In the movie Alice in Wonderland, the Mad Hatter says to Alice –“You used to be much more muchier, you lost your Muchness.” and Alice embarks on a journey to find her Muchness.
Can you relate? I’m assuming just about everyone reading can. I heard that line about a year and a half after my twins died and it honestly changed my life. Suddenly, I had a word for that…. that ‘thing’ – that indescribable ‘thing’ that lives inside of us as children but so often seems to disappear as we enter adulthood. And if your Muchness hasn’t fully disappeared by adulthood, well, babyloss and infertility will certainly do their damnedest to knock whatever’s left right out of your system.
I had, without a doubt, lost my Muchness. I’d started losing it years earlier, after college. I lost a little when a business I started in my early 20’s failed as I hit my late 20’s. I lost a little more when I realized the world wasn’t waiting on the edge of their seats to see what I did next. I lost yet more when I found myself in a long-term relationship that wasn’t right for me and broke my self-confidence. And then, babyloss, and whatever amount of Muchness was left inside me seemed to pack up it’s bags and bid me adieu.
I was no longer a hospitable host for my Muchness. It was off to go find itself a place to stay that appreciated it. Someone younger, thinner, happier. Someone without dead babies. Someone who wasn’t trapped in darkness and sorrow.
At least that’s it felt like.
What I didn’t really grasp before hearing the word is that My Muchness is, and will always be, MINE. Yes, it’s true I’d become an inhospitable host, but the fact is MY Muchness CAN’T leave me, even if it wants to.
What it can do and had done was retract. It had curled up, little by little, into a tiny ball of darkness, and taken shelter deep inside of me.
Once I realized that “it” had a name and that it was still there – still within my reach and still very much a part of me – it became my job, as a human being, as a wife, as a mom and most importantly, as a babyloss mom, to find it and bring it back to the surface of ME. And that is the journey I am now on. To live a life that honors my Muchness. To own my gifts, my joys and my talents and share them with others. To recognize that purpose is the gift my twins gave me.
Listen to me: We All Have Muchness. Each of us is born with a specialness, a uniqueness that lives inside of us and us alone. Exploring your Muchness will lead you down the path to discovering your purpose and the depths of your strength. Never compare your Muchness to the Muchness of others and never assume that your Muchness has the potential to disappear. It doesn’t.

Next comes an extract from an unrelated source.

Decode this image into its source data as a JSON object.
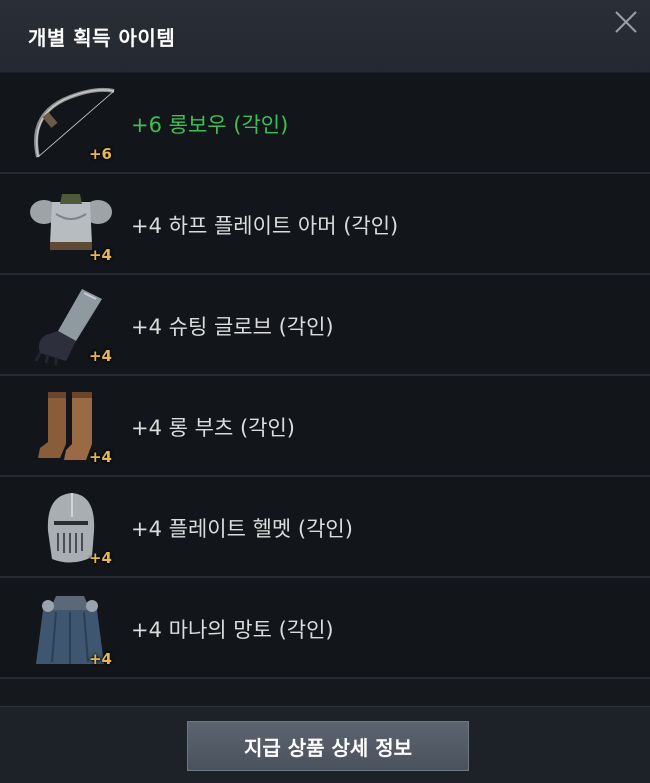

No matter how sad or angry or filled with darkness and grief your days feel, your Muchness is still, and will always be, a little light inside you. Those things that sparked you as a child, they are still there. The humor that you were blessed with, though it sometimes feels like it’s entirely disappeared, it hasn’t. The talents and quirks that make you you, those things don’t belong to anyone else. Always remember that your Muchness is waiting patiently, dormant inside you until you’re ready to re-explore it.
You will never again be who your were pre-loss or pre-infertility. That is a fact. But there is no rule that says you must now live in shadows. Seek out the sunlight, and then match it’s brightness from the inside.